La charrue avant les bœufs !

La Métropole et la Ville de Lyon envisagent de réaménager l’axe nord-sud crée en 1956, d’ici la fin du mandat. A ce propos une réunion publique a eu lieu à l’Hôtel de Ville, le mardi 16 novembre.

Développer des offres alternatives à la voiture

Ce projet consisterait à diminuer les voies de circulation, de huit à trois, pour créer une voie pour les transports en commun, une piste cyclable, à supprimer les trémies hormis celles au niveau du pont de Lattre de Tassigny et du pont Galliéni, ce qui promet une dégradation de la qualité de l’air, et un niveau sonore excessif, et à végétaliser, ainsi qu’à ménager les ponts. Les trois parkings privatifs situés sous les ponts Morand, Lafayette et Wilson seront supprimés. Un appel à projets est lancé, pour les remplacer. « Ce projet se situe clairement dans le XXIe siècle, assure Grégory Doucet maire de Lyon, le partage de l’espace public en développant la trame végétale, est l’avenir ». Mais il ne pense pas aux conséquences sociales que cela peut entrainer !

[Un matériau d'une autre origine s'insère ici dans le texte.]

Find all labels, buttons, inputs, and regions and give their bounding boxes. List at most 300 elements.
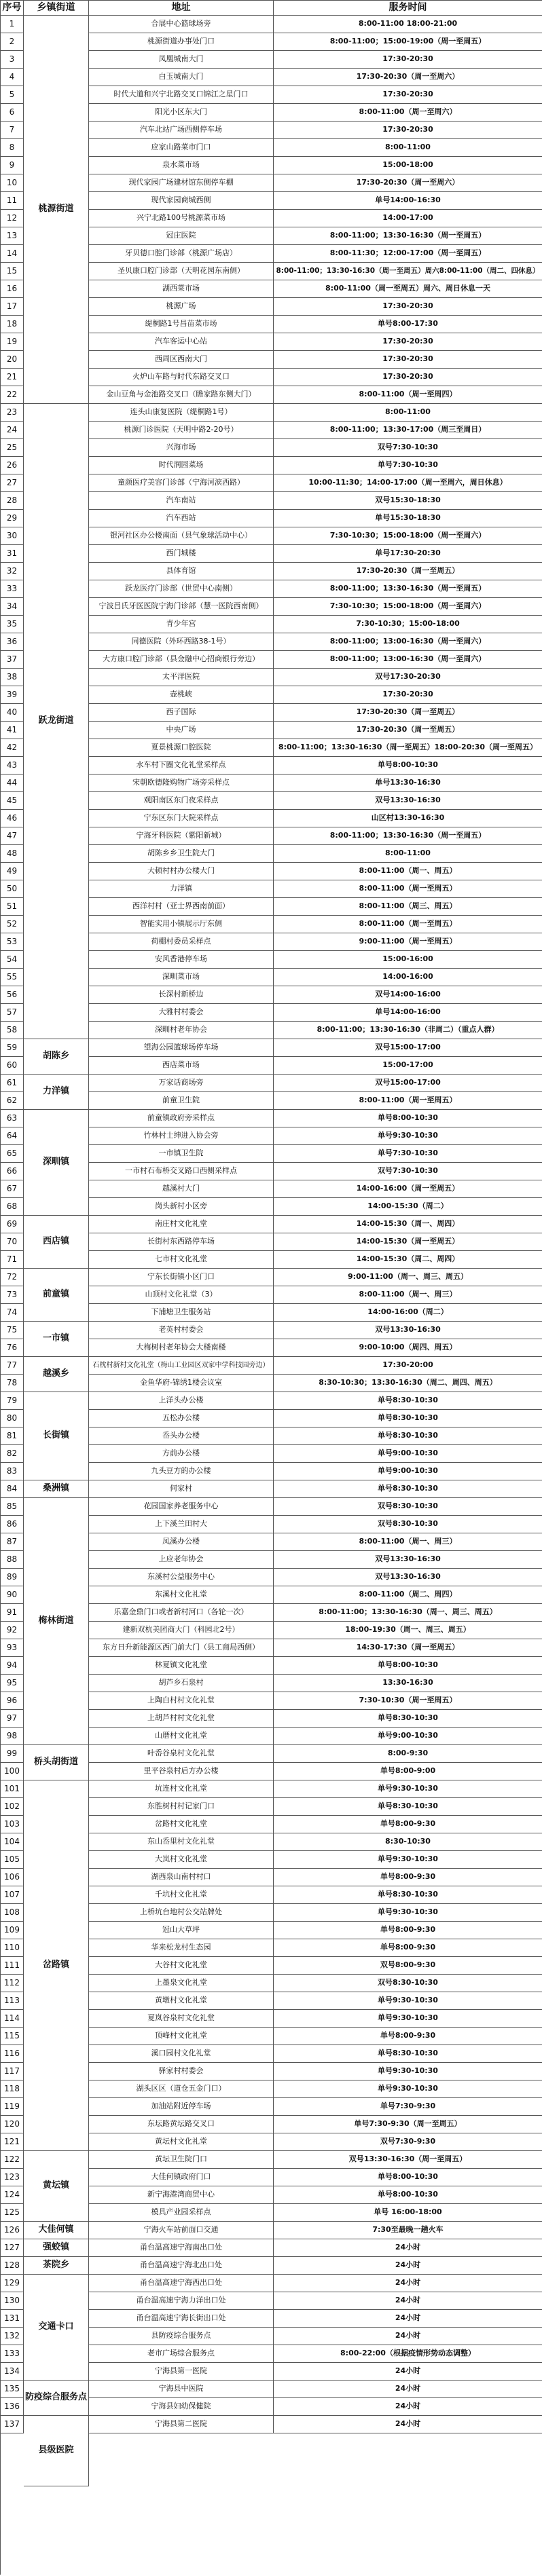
address-cell: 连头山康复医院（缇桐路1号） xyxy=(89,404,274,422)
service-time-cell: 8:00-11:00；13:30-16:30（周一至周五）周六8:00-11:00（周二、四休息） xyxy=(274,263,542,280)
service-time-cell: 18:00-19:30（周一、周三、周五） xyxy=(274,1622,542,1639)
service-time-cell: 14:00-15:30（周二） xyxy=(274,1198,542,1216)
district-cell: 岔路镇 xyxy=(24,1780,89,2151)
service-time-cell: 单号9:30-10:30 xyxy=(274,1127,542,1145)
service-time-cell: 双号14:00-16:00 xyxy=(274,986,542,1004)
row-number: 58 xyxy=(1,1022,24,1039)
row-number: 110 xyxy=(1,1939,24,1957)
address-cell: 合展中心篮球场旁 xyxy=(89,16,274,33)
row-number: 111 xyxy=(1,1957,24,1975)
service-time-cell: 单号14:00-16:00 xyxy=(274,1004,542,1022)
row-number: 87 xyxy=(1,1533,24,1551)
address-cell: 东胜树村村记家门口 xyxy=(89,1798,274,1816)
district-cell: 深甽镇 xyxy=(24,1110,89,1216)
row-number: 7 xyxy=(1,122,24,139)
row-number: 23 xyxy=(1,404,24,422)
row-number: 17 xyxy=(1,298,24,316)
address-cell: 上应老年协会 xyxy=(89,1551,274,1569)
row-number: 120 xyxy=(1,2116,24,2133)
address-cell: 汽车西站 xyxy=(89,510,274,527)
address-cell: 花园国家养老服务中心 xyxy=(89,1498,274,1516)
address-cell: 应家山路菜市门口 xyxy=(89,139,274,157)
service-time-cell: 17:30-20:30（周一至周五） xyxy=(274,722,542,739)
row-number: 91 xyxy=(1,1604,24,1622)
district-cell: 桃源街道 xyxy=(24,16,89,404)
row-number: 16 xyxy=(1,280,24,298)
address-cell: 方前办公楼 xyxy=(89,1445,274,1463)
service-time-cell: 8:00-11:00（周一、周三） xyxy=(274,1286,542,1304)
address-cell: 岗头新村小区旁 xyxy=(89,1198,274,1216)
row-number: 89 xyxy=(1,1569,24,1586)
address-cell: 冠庄医院 xyxy=(89,227,274,245)
address-cell: 上墨泉文化礼堂 xyxy=(89,1975,274,1992)
address-cell: 长街村东西路停车场 xyxy=(89,1233,274,1251)
address-cell: 黄坛卫生院门口 xyxy=(89,2151,274,2169)
service-time-cell: 单号8:30-10:30 xyxy=(274,1710,542,1728)
address-cell: 时代润园菜场 xyxy=(89,457,274,474)
service-time-cell: 24小时 xyxy=(274,2275,542,2292)
service-time-cell: 8:00-22:00（根据疫情形势动态调整） xyxy=(274,2345,542,2363)
address-cell: 兴宁北路100号桃源菜市场 xyxy=(89,210,274,227)
row-number: 94 xyxy=(1,1657,24,1675)
address-cell: 东坛路黄坛路交叉口 xyxy=(89,2116,274,2133)
district-cell: 县级医院 xyxy=(24,2416,89,2486)
row-number: 56 xyxy=(1,986,24,1004)
district-cell: 前童镇 xyxy=(24,1269,89,1322)
service-time-cell: 8:00-11:00（周一、周五） xyxy=(274,863,542,880)
address-cell: 乐嘉金鼎门口或者新村河口（各轮一次） xyxy=(89,1604,274,1622)
row-number: 101 xyxy=(1,1780,24,1798)
service-time-cell: 单号8:00-17:30 xyxy=(274,316,542,333)
row-number: 64 xyxy=(1,1127,24,1145)
service-time-cell: 8:30-10:30 xyxy=(274,1833,542,1851)
row-number: 112 xyxy=(1,1975,24,1992)
district-cell: 交通卡口 xyxy=(24,2275,89,2381)
header-district: 乡镇街道 xyxy=(24,1,89,16)
service-time-cell: 双号7:30-9:30 xyxy=(274,2133,542,2151)
row-number: 24 xyxy=(1,422,24,439)
row-number: 98 xyxy=(1,1728,24,1745)
address-cell: 火炉山车路与时代东路交叉口 xyxy=(89,369,274,386)
district-cell: 力洋镇 xyxy=(24,1075,89,1110)
address-cell: 上陶白村村文化礼堂 xyxy=(89,1692,274,1710)
address-cell: 宁海县第一医院 xyxy=(89,2363,274,2381)
service-time-cell: 单号8:30-10:30 xyxy=(274,1392,542,1410)
service-time-cell: 8:00-11:00（周一至周六） xyxy=(274,104,542,122)
row-number: 102 xyxy=(1,1798,24,1816)
service-time-cell: 8:00-11:00；13:30-16:30（周一、周三、周五） xyxy=(274,1604,542,1622)
address-cell: 力洋镇 xyxy=(89,880,274,898)
address-cell: 牙贝德口腔门诊部（桃源广场店） xyxy=(89,245,274,263)
district-cell: 强蛟镇 xyxy=(24,2239,89,2257)
address-cell: 甬台温高速宁海南出口处 xyxy=(89,2239,274,2257)
address-cell: 壶桃峡 xyxy=(89,686,274,704)
address-cell: 白玉城南大门 xyxy=(89,69,274,86)
service-time-cell: 双号8:30-10:30 xyxy=(274,1516,542,1533)
service-time-cell: 17:30-20:00 xyxy=(274,1357,542,1375)
row-number: 133 xyxy=(1,2345,24,2363)
address-cell: 童颜医疗美容门诊部（宁海河滨西路） xyxy=(89,474,274,492)
address-cell: 夏景桃源口腔医院 xyxy=(89,739,274,757)
address-cell: 桃源门诊医院（天明中路2-20号） xyxy=(89,422,274,439)
address-cell: 宁海县第二医院 xyxy=(89,2416,274,2433)
row-number: 124 xyxy=(1,2186,24,2204)
service-time-cell: 24小时 xyxy=(274,2398,542,2416)
address-cell: 西店菜市场 xyxy=(89,1057,274,1075)
service-time-cell: 8:00-11:00；13:30-16:30（周一至周五） xyxy=(274,827,542,845)
service-time-cell: 单号8:00-9:00 xyxy=(274,1763,542,1780)
row-number: 62 xyxy=(1,1092,24,1110)
service-time-cell: 单号9:30-10:30 xyxy=(274,2010,542,2028)
address-cell: 竹林村士绅进入协会旁 xyxy=(89,1127,274,1145)
address-cell: 汽车南站 xyxy=(89,492,274,510)
row-number: 72 xyxy=(1,1269,24,1286)
address-cell: 西洋村村（亚士界西南前面） xyxy=(89,898,274,916)
row-number: 105 xyxy=(1,1851,24,1869)
service-time-cell: 14:00-16:00 xyxy=(274,969,542,986)
row-number: 128 xyxy=(1,2257,24,2275)
row-number: 79 xyxy=(1,1392,24,1410)
service-time-cell: 8:00-11:00；13:30-16:30（周一至周五） xyxy=(274,227,542,245)
row-number: 21 xyxy=(1,369,24,386)
row-number: 68 xyxy=(1,1198,24,1216)
address-cell: 县体育馆 xyxy=(89,563,274,580)
row-number: 70 xyxy=(1,1233,24,1251)
service-time-cell: 8:00-11:00 18:00-21:00 xyxy=(274,16,542,33)
address-cell: 一市村石布桥交叉路口西侧采样点 xyxy=(89,1163,274,1180)
row-number: 77 xyxy=(1,1357,24,1375)
row-number: 6 xyxy=(1,104,24,122)
service-time-cell: 单号 16:00-18:00 xyxy=(274,2204,542,2222)
row-number: 12 xyxy=(1,210,24,227)
address-cell: 汽车客运中心站 xyxy=(89,333,274,351)
service-time-cell: 单号8:00-9:30 xyxy=(274,1869,542,1886)
address-cell: 西周区西南大门 xyxy=(89,351,274,369)
service-time-cell: 双号7:30-10:30 xyxy=(274,439,542,457)
service-time-cell: 15:00-17:00 xyxy=(274,1057,542,1075)
row-number: 35 xyxy=(1,616,24,633)
address-cell: 宁海县中医院 xyxy=(89,2381,274,2398)
row-number: 2 xyxy=(1,33,24,51)
address-cell: 冠山大草坪 xyxy=(89,1922,274,1939)
address-cell: 西子国际 xyxy=(89,704,274,722)
address-cell: 泉水菜市场 xyxy=(89,157,274,174)
address-cell: 时代大道和兴宁北路交叉口锦江之星门口 xyxy=(89,86,274,104)
service-time-cell: 15:00-18:00 xyxy=(274,157,542,174)
service-time-cell: 单号8:30-10:30 xyxy=(274,1886,542,1904)
address-cell: 兴海市场 xyxy=(89,439,274,457)
service-time-cell: 8:00-11:00；13:30-17:00（周三至周日） xyxy=(274,422,542,439)
service-time-cell: 17:30-20:30 xyxy=(274,298,542,316)
row-number: 129 xyxy=(1,2275,24,2292)
row-number: 40 xyxy=(1,704,24,722)
address-cell: 桃源街道办事处门口 xyxy=(89,33,274,51)
service-time-cell: 8:00-11:00（周二、周四） xyxy=(274,1586,542,1604)
row-number: 131 xyxy=(1,2310,24,2328)
service-time-cell: 单号8:00-10:30 xyxy=(274,1657,542,1675)
service-time-cell: 双号13:30-16:30 xyxy=(274,1322,542,1339)
service-time-cell: 14:30-17:30（周一至周五） xyxy=(274,1639,542,1657)
address-cell: 前童卫生院 xyxy=(89,1092,274,1110)
address-cell: 坑连村文化礼堂 xyxy=(89,1780,274,1798)
row-number: 57 xyxy=(1,1004,24,1022)
row-number: 49 xyxy=(1,863,24,880)
row-number: 36 xyxy=(1,633,24,651)
service-time-cell: 单号9:30-10:30 xyxy=(274,1851,542,1869)
service-time-cell: 17:30-20:30 xyxy=(274,686,542,704)
row-number: 123 xyxy=(1,2169,24,2186)
row-number: 28 xyxy=(1,492,24,510)
row-number: 33 xyxy=(1,580,24,598)
service-time-cell: 单号7:30-9:30 xyxy=(274,2098,542,2116)
address-cell: 石枕村新村文化礼堂（梅山工业园区双家中学科技园旁边） xyxy=(89,1357,274,1375)
row-number: 51 xyxy=(1,898,24,916)
row-number: 85 xyxy=(1,1498,24,1516)
row-number: 122 xyxy=(1,2151,24,2169)
address-cell: 青少年宫 xyxy=(89,616,274,633)
service-time-cell: 双号13:30-16:30 xyxy=(274,1551,542,1569)
row-number: 103 xyxy=(1,1816,24,1833)
row-number: 29 xyxy=(1,510,24,527)
service-time-cell: 双号15:30-18:30 xyxy=(274,492,542,510)
service-time-cell: 8:00-11:00（周三、周五） xyxy=(274,898,542,916)
address-cell: 夏岚谷泉村文化礼堂 xyxy=(89,2010,274,2028)
address-cell: 大顿村村办公楼大门 xyxy=(89,863,274,880)
address-cell: 县防疫综合服务点 xyxy=(89,2328,274,2345)
service-time-cell: 双号8:30-10:30 xyxy=(274,1975,542,1992)
address-cell: 老市广场综合服务点 xyxy=(89,2345,274,2363)
service-time-cell: 8:00-11:30；12:00-17:00（周一至周五） xyxy=(274,245,542,263)
row-number: 69 xyxy=(1,1216,24,1233)
service-time-cell: 13:30-16:30 xyxy=(274,1675,542,1692)
row-number: 26 xyxy=(1,457,24,474)
address-cell: 林夏镇文化礼堂 xyxy=(89,1657,274,1675)
address-cell: 驿家村村委会 xyxy=(89,2063,274,2080)
row-number: 73 xyxy=(1,1286,24,1304)
address-cell: 东溪村公益服务中心 xyxy=(89,1569,274,1586)
address-cell: 上胡芦村村文化礼堂 xyxy=(89,1710,274,1728)
row-number: 5 xyxy=(1,86,24,104)
row-number: 34 xyxy=(1,598,24,616)
address-cell: 黄坛村文化礼堂 xyxy=(89,2133,274,2151)
address-cell: 山顶村文化礼堂（3） xyxy=(89,1286,274,1304)
row-number: 43 xyxy=(1,757,24,774)
service-time-cell: 24小时 xyxy=(274,2381,542,2398)
header-service-time: 服务时间 xyxy=(274,1,542,16)
service-time-cell: 双号13:30-16:30（周一至周五） xyxy=(274,2151,542,2169)
address-cell: 大梅树村老年协会大楼南楼 xyxy=(89,1339,274,1357)
header-address: 地址 xyxy=(89,1,274,16)
service-time-cell: 8:00-11:00；13:30-16:30（周一至周五） xyxy=(274,580,542,598)
service-time-cell: 8:00-11:00（周一至周五）周六、周日休息一天 xyxy=(274,280,542,298)
address-cell: 深甽菜市场 xyxy=(89,969,274,986)
row-number: 19 xyxy=(1,333,24,351)
address-cell: 阳光小区东大门 xyxy=(89,104,274,122)
address-cell: 银河社区办公楼南面（县气象球活动中心） xyxy=(89,527,274,545)
address-cell: 老英村村委会 xyxy=(89,1322,274,1339)
service-time-cell: 8:00-11:00（周一至周五） xyxy=(274,916,542,933)
address-cell: 金山豆角与金池路交叉口（瞻家路东侧大门） xyxy=(89,386,274,404)
address-cell: 现代家园广场建材馆东侧停车棚 xyxy=(89,174,274,192)
row-number: 88 xyxy=(1,1551,24,1569)
service-time-cell: 单号8:30-10:30 xyxy=(274,1427,542,1445)
service-time-cell: 9:00-11:00（周一、周三、周五） xyxy=(274,1269,542,1286)
service-time-cell: 单号7:30-10:30 xyxy=(274,1145,542,1163)
row-number: 38 xyxy=(1,669,24,686)
row-number: 109 xyxy=(1,1922,24,1939)
district-cell: 大佳何镇 xyxy=(24,2222,89,2239)
service-time-cell: 单号8:00-9:30 xyxy=(274,1816,542,1833)
address-cell: 东方日升新能源区西门前大门（县工商局西侧） xyxy=(89,1639,274,1657)
address-cell: 胡陈乡乡卫生院大门 xyxy=(89,845,274,863)
address-cell: 宁东长街镇小区门口 xyxy=(89,1269,274,1286)
address-cell: 宁波吕氏牙医医院宁海门诊部（慧一医院西南侧） xyxy=(89,598,274,616)
service-time-cell: 单号8:00-9:30 xyxy=(274,1922,542,1939)
address-cell: 宁东区东门大院采样点 xyxy=(89,810,274,827)
address-cell: 太平洋医院 xyxy=(89,669,274,686)
row-number: 65 xyxy=(1,1145,24,1163)
row-number: 42 xyxy=(1,739,24,757)
row-number: 104 xyxy=(1,1833,24,1851)
row-number: 74 xyxy=(1,1304,24,1322)
row-number: 63 xyxy=(1,1110,24,1127)
address-cell: 同德医院（外环西路38-1号） xyxy=(89,633,274,651)
service-time-cell: 14:00-16:00（周二） xyxy=(274,1304,542,1322)
row-number: 95 xyxy=(1,1675,24,1692)
row-number: 15 xyxy=(1,263,24,280)
service-time-cell: 单号8:30-10:30 xyxy=(274,1480,542,1498)
service-time-cell: 15:00-16:00 xyxy=(274,951,542,969)
district-cell: 茶院乡 xyxy=(24,2257,89,2275)
service-time-cell: 8:00-11:00；13:30-16:30（非周二）（重点人群） xyxy=(274,1022,542,1039)
service-time-cell: 17:30-20:30 xyxy=(274,369,542,386)
row-number: 4 xyxy=(1,69,24,86)
row-number: 32 xyxy=(1,563,24,580)
service-time-cell: 8:00-11:00；13:30-16:30（周一至周五）18:00-20:30（周一至周五） xyxy=(274,739,542,757)
address-cell: 大方康口腔门诊部（县金融中心招商银行旁边） xyxy=(89,651,274,669)
address-cell: 凤凰城南大门 xyxy=(89,51,274,69)
row-number: 125 xyxy=(1,2204,24,2222)
address-cell: 观阳南区东门夜采样点 xyxy=(89,792,274,810)
address-cell: 岔路村文化礼堂 xyxy=(89,1816,274,1833)
row-number: 66 xyxy=(1,1163,24,1180)
service-time-cell: 单号7:30-9:30（周一至周五） xyxy=(274,2116,542,2133)
service-time-cell: 单号8:00-10:30 xyxy=(274,2169,542,2186)
district-cell: 越溪乡 xyxy=(24,1357,89,1392)
service-time-cell: 单号14:00-16:30 xyxy=(274,192,542,210)
row-number: 45 xyxy=(1,792,24,810)
address-cell: 溪口园村文化礼堂 xyxy=(89,2045,274,2063)
row-number: 108 xyxy=(1,1904,24,1922)
address-cell: 中央广场 xyxy=(89,722,274,739)
address-cell: 汽车北站广场西侧停车场 xyxy=(89,122,274,139)
address-cell: 黄墩村文化礼堂 xyxy=(89,1992,274,2010)
service-time-cell: 7:30-10:30；15:00-18:00（周一至周六） xyxy=(274,527,542,545)
service-time-cell: 8:30-10:30；13:30-16:30（周二、周四、周五） xyxy=(274,1375,542,1392)
service-time-cell: 14:00-16:00（周一至周五） xyxy=(274,1180,542,1198)
district-cell: 梅林街道 xyxy=(24,1498,89,1745)
address-cell: 水车村下圈文化礼堂采样点 xyxy=(89,757,274,774)
row-number: 20 xyxy=(1,351,24,369)
district-cell: 桑洲镇 xyxy=(24,1480,89,1498)
district-cell: 西店镇 xyxy=(24,1216,89,1269)
address-cell: 大雅村村委会 xyxy=(89,1004,274,1022)
row-number: 81 xyxy=(1,1427,24,1445)
address-cell: 上洋头办公楼 xyxy=(89,1392,274,1410)
service-time-cell: 7:30-10:30；15:00-18:00（周一至周六） xyxy=(274,598,542,616)
address-cell: 湖西泉山南村村口 xyxy=(89,1869,274,1886)
row-number: 55 xyxy=(1,969,24,986)
row-number: 76 xyxy=(1,1339,24,1357)
row-number: 84 xyxy=(1,1480,24,1498)
service-time-cell: 单号7:30-10:30 xyxy=(274,457,542,474)
row-number: 31 xyxy=(1,545,24,563)
district-cell: 黄坛镇 xyxy=(24,2151,89,2222)
row-number: 135 xyxy=(1,2381,24,2398)
row-number: 48 xyxy=(1,845,24,863)
service-time-cell: 8:00-11:00 xyxy=(274,845,542,863)
address-cell: 湖西菜市场 xyxy=(89,280,274,298)
district-cell: 桥头胡街道 xyxy=(24,1745,89,1780)
address-cell: 桃源广场 xyxy=(89,298,274,316)
row-number: 116 xyxy=(1,2045,24,2063)
row-number: 13 xyxy=(1,227,24,245)
service-time-cell: 17:30-20:30（周一至周五） xyxy=(274,704,542,722)
row-number: 119 xyxy=(1,2098,24,2116)
service-time-cell: 14:00-15:30（周一、周四） xyxy=(274,1216,542,1233)
service-time-cell: 8:00-9:30 xyxy=(274,1745,542,1763)
service-time-cell: 7:30至最晚一趟火车 xyxy=(274,2222,542,2239)
service-time-cell: 单号15:30-18:30 xyxy=(274,510,542,527)
service-time-cell: 17:30-20:30 xyxy=(274,333,542,351)
row-number: 96 xyxy=(1,1692,24,1710)
address-cell: 宁海牙科医院（紫阳新城） xyxy=(89,827,274,845)
service-time-cell: 24小时 xyxy=(274,2239,542,2257)
row-number: 54 xyxy=(1,951,24,969)
service-time-cell: 双号8:00-9:30 xyxy=(274,1957,542,1975)
row-number: 83 xyxy=(1,1463,24,1480)
service-time-cell: 单号9:00-10:30 xyxy=(274,1445,542,1463)
row-number: 9 xyxy=(1,157,24,174)
address-cell: 现代家园商城西侧 xyxy=(89,192,274,210)
row-number: 11 xyxy=(1,192,24,210)
address-cell: 金鱼华府-锦绣1楼会议室 xyxy=(89,1375,274,1392)
service-time-cell: 双号7:30-10:30 xyxy=(274,1163,542,1180)
row-number: 53 xyxy=(1,933,24,951)
row-number: 132 xyxy=(1,2328,24,2345)
address-cell: 千坑村文化礼堂 xyxy=(89,1886,274,1904)
row-number: 113 xyxy=(1,1992,24,2010)
service-time-cell: 9:00-11:00（周一至周五） xyxy=(274,933,542,951)
service-time-cell: 24小时 xyxy=(274,2416,542,2433)
service-time-cell: 8:00-11:00（周一至周五） xyxy=(274,880,542,898)
service-time-cell: 双号17:30-20:30 xyxy=(274,669,542,686)
service-time-cell: 14:00-15:30（周二、周四） xyxy=(274,1251,542,1269)
address-cell: 湖头区区（道仓五金门口） xyxy=(89,2080,274,2098)
row-number: 47 xyxy=(1,827,24,845)
row-number: 99 xyxy=(1,1745,24,1763)
row-number: 130 xyxy=(1,2292,24,2310)
service-time-cell: 8:00-11:00 xyxy=(274,139,542,157)
service-time-cell: 8:00-11:00；15:00-19:00（周一至周五） xyxy=(274,33,542,51)
address-cell: 宋朝欧德隆购物广场旁采样点 xyxy=(89,774,274,792)
address-cell: 跃龙医疗门诊部（世贸中心南侧） xyxy=(89,580,274,598)
service-time-cell: 双号8:30-10:30 xyxy=(274,1498,542,1516)
address-cell: 凤溪办公楼 xyxy=(89,1533,274,1551)
address-cell: 上下溪兰田村大 xyxy=(89,1516,274,1533)
service-time-cell: 24小时 xyxy=(274,2257,542,2275)
header-no: 序号 xyxy=(1,1,24,16)
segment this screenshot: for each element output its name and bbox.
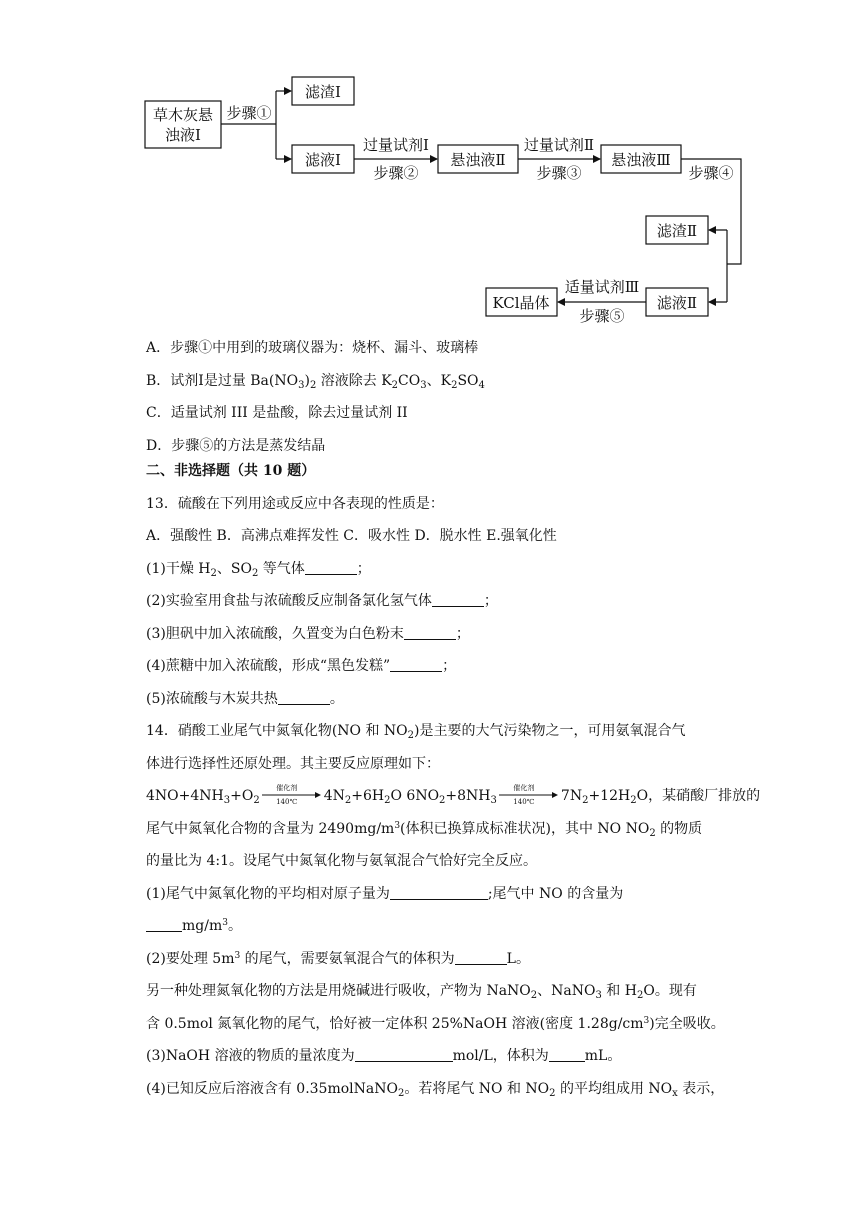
- answer-blank[interactable]: [355, 1047, 453, 1062]
- start-label-2: 浊液Ⅰ: [165, 126, 201, 144]
- step1-label: 步骤①: [226, 104, 272, 122]
- q13-part5: (5)浓硫酸与木炭共热 。: [146, 690, 344, 707]
- q14-part1-cont: $mg/m^3$。: [146, 916, 726, 936]
- q14-line9: 另一种处理氮氧化物的方法是用烧碱进行吸收，产物为 NaNO$_2$、NaNO$_3$ 和 $H_2O$。现有: [146, 983, 697, 1001]
- q13-stem: 13．硫酸在下列用途或反应中各表现的性质是：: [146, 495, 444, 512]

Cinquante à quatre-vingt mille véhicules empruntent quotidiennement l’axe nord-sud, axe structurant de l’agglomération, mais rien n’est proposé pour dévier le trafic qui selon toute logique se déversera dans les rues entre Rhône et Saône. « Et cela nous n’en voulons pas, clame Bernard Colombaud président du Comité Centre Presqu’ile, il est hors de question de mettre un coup de pioche tant que la presqu’ile ne sera pas apaisée sinon toutes les rues seront bloquées ». Seulement pour Bruno Bernard président de la Métropole, l’apaisement de la presqu’ile est lié à ce projet ».

Les quatre cent cinquante places de stationnement existant actuellement sur les quais seront supprimées pour laisser la part belle aux piétons, mode doux, et verdure. Pour le comité Centre Presqu’ile, cela est une utopie, et promet une levée de boucliers de la part des habitants de la presqu’ile qui ne sauront plus où stationner, ainsi que le départ des familles, qui d’ailleurs a déjà commencé.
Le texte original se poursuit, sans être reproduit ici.